Girls in remote settings face a lot of challenges that militate against their quest to pursue their goals. Poverty, domestic work, child marriages and teen pregnancies are all setbacks for a girl child.
In addition to the foregoing, some girls simply lack the interest to continue with school due to a lack of role models. This was the case in Mtsilo Cluster in Chimungu Zone in Dowa Central.
According to Fanny Chautsi, who worked in the area as a volunteer under Creative Centre for Community Mobilisation (CRECCOM), many girls used to drop out of school due to a lack of role models. She says it was difficult for girls to believe that they could qualify for secondary school.
“So, when I joined others under Mobilisation Corps of Malawi [MCM], I became the role model to girls in the villages. People used to refer to us when advising girls to remain in school,” she explains.

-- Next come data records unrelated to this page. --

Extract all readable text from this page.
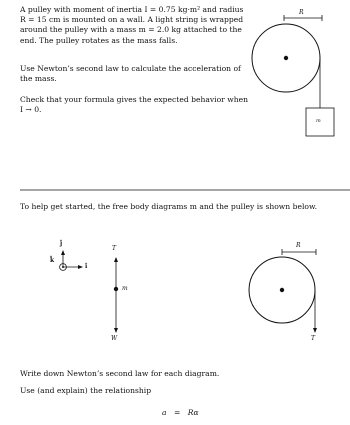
A pulley with moment of inertia I = 0.75 kg·m² and radius
R = 15 cm is mounted on a wall. A light string is wrapped
around the pulley with a mass m = 2.0 kg attached to the
end. The pulley rotates as the mass falls.
Use Newton’s second law to calculate the acceleration of
the mass.
Check that your formula gives the expected behavior when
I → 0.
R
m
To help get started, the free body diagrams m and the pulley is shown below.
ĵ
î
k̂
T
m
W
R
T
Write down Newton’s second law for each diagram.
Use (and explain) the relationship
a = Rα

Chautsi had three primary schools under Primary School Support Project—Mtsilo, Mafosha and Chambidzi. There, she encouraged girls to work hard in class.
The teacher from Mtsilo Village, Traditional Authority (T/A) Dzoole in Dowa, remembers that she also encouraged parents to venture into livestock farming to maximise their income.
“So, some raised goats and others pigs. They would sell these animals to raise money to support their children in school,” she explains.
Chautsi, the role model, demonstrated again that a girl can go far with the school. She applied for a teaching programme at Kasungu Teachers Training College. She graduated in 2010.
The same year she was posted to Chorwe Primary School in T/A Kalumo in Ntchisi District. She stayed there for one year before going to Kanyangala Primary School in Dowa Central where she taught for five years.
In 2015, the Ministry of Education posted her to Chikwete Primary School in Mponela, Dowa. She stayed until 2020 when she was posted to her present school—Kachulu.
In every school she has taught, Chautsi has always inspired girls to work hard. She believes that what a boy can achieve, a girl can too.